Werden Chargy, Super-Chargy und das Laden in Betrieben, neben dem zuhause ausreichend sein, wenn der Autopark massiv elektrifiziert werden soll? Wohl nicht. In welchem Umfang nicht, kann der Energieminister nicht sagen. Tankstellenbetreiber würden sicher ebenfalls mitziehen. Doch wie die Dinge derzeit liegen, wollen sie das nur in Erwartung staatlicher Subventionen: Der Verkauf von Strom erlaube lediglich eine kleine Gewinnspanne, denn in Luxemburg sei Strom sehr billig im EU-Vergleich, sagt Jean-Marc Zahlen, Energieberater bei der Fedil und Generalsekretär des Groupement pétrolier.

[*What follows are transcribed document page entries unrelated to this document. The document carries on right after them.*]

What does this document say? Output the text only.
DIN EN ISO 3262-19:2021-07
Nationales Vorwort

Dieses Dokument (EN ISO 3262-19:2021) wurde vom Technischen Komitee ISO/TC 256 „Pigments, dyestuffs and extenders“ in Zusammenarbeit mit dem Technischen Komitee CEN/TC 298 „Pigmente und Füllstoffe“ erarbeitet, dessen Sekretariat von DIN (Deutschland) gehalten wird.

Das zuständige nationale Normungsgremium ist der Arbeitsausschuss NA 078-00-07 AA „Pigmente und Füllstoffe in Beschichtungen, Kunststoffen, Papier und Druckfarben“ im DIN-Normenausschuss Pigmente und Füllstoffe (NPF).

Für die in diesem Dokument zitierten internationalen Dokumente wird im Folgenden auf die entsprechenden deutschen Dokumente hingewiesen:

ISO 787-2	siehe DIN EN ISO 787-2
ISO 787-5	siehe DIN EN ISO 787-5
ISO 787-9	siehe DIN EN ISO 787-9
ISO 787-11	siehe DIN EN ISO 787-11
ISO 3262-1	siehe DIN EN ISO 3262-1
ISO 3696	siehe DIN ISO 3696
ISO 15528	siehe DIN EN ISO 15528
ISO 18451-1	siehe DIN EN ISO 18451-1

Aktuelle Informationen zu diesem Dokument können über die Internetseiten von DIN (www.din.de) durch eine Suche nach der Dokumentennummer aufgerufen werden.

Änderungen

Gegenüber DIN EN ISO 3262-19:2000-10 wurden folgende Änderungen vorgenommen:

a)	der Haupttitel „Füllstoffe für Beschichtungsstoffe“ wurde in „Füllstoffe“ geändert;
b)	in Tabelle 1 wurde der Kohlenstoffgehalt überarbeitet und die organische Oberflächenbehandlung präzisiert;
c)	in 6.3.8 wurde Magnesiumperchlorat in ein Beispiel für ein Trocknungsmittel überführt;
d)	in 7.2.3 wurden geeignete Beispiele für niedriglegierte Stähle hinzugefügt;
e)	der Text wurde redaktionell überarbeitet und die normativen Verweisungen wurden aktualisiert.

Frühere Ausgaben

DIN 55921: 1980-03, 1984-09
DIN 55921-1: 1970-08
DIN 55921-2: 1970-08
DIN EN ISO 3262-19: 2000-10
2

Doch falls das große Umsteuern an den Tankstellen, mit Ladezeiten, die dem Tanken von Benzin und Diesel vergleichbar sind, lange dauert, stellt sich die Frage, wie jemand ein Elektroauto nachladen soll, der das weder daheim kann, noch in seinem Betrieb. Damit Verbrennerverbote und steigende Preise für Benzin und Diesel kein Energie-Prekariat unter auf ihr Auto Angewiesenen schaffen – oder jene Zielgruppe, „für die Verbrennerautos immer noch die bessere Alternative sind“, müssten sich vermutlich die Gemeinden an der Infrastruktur-Bewegung beteiligen und auf ihrem Territorium massiv Ladepunkte schaffen. Das Energieministerium sei mit dem Gemeindeverband Syvicol im Gespräch dazu, sagt Claude Turmes. Von einem Durchbruch kann er jedoch noch nicht berichten.